Prove $F(F^{-1}(B)) = B$ for onto function
Suppose that $f:X \to Y$ is an onto function. Prove that for all subsets $B$ subset of $Y$, $f(f^{-1}(B)) = B$. I don't know how to do this if the function is not also one to one, which it is not. Any help proving this would be greatly appreciated.
- $\exists$ is the symbol for "there exists."
- $\wedge$ is the symbol for "and."
- $f:X\twoheadrightarrow Y$ is notation for "$f$ is a surjective (onto) function from $X$ to $Y$."
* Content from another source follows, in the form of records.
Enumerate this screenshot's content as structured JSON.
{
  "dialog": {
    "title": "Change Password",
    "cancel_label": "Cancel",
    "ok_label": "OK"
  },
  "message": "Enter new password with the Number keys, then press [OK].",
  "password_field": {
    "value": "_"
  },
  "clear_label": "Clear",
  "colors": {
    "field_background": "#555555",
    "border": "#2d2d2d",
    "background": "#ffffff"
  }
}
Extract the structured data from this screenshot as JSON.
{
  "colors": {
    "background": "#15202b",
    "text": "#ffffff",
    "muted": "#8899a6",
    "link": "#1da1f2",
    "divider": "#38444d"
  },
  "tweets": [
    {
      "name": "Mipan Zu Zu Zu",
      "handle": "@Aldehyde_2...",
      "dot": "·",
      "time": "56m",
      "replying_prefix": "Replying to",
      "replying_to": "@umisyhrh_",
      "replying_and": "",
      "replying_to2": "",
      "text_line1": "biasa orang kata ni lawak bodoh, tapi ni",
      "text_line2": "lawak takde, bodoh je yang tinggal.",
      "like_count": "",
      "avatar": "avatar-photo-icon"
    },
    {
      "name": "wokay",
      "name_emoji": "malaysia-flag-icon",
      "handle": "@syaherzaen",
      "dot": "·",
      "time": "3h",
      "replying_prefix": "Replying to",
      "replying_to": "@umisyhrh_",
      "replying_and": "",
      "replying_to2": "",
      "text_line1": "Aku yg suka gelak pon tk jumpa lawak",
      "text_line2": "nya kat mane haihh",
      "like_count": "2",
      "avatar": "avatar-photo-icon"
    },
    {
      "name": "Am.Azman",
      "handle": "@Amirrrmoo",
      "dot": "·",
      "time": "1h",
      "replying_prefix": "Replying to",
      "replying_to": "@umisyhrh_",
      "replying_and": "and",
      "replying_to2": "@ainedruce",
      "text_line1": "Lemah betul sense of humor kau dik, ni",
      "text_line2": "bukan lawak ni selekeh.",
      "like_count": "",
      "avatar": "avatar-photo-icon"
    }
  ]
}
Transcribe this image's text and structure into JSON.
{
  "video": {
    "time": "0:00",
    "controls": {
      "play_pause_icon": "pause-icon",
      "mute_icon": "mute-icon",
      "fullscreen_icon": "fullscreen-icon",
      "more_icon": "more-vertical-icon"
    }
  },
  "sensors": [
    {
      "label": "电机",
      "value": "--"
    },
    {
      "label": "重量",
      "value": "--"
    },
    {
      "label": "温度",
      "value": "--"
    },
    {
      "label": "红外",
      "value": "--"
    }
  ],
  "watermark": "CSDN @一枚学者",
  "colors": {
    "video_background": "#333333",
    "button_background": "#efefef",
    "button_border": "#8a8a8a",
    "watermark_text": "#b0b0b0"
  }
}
- $\mathcal{P}(Y)$ is notation for "powerset of $Y$" or "the set of all subsets of $Y$."
- "$\subseteq$" becomes "$=$" for onto functions.
Note that:
For any $y\in f(f^{-1}(B)$, there exists $x \in f^{-1}(B)$ satisfying $y=f(x)$. Clearly $y=f(x) \in B$.
For any $y\in B$, since $f(x)$ is an onto function, there is $x\in X$ satisfying that $f(x)=y$, i.e.,$x\in f^{-1}(y)$. So $y=f(x)\subset f(f^{-1}(y)) \subset f(f^{-1}(B)).$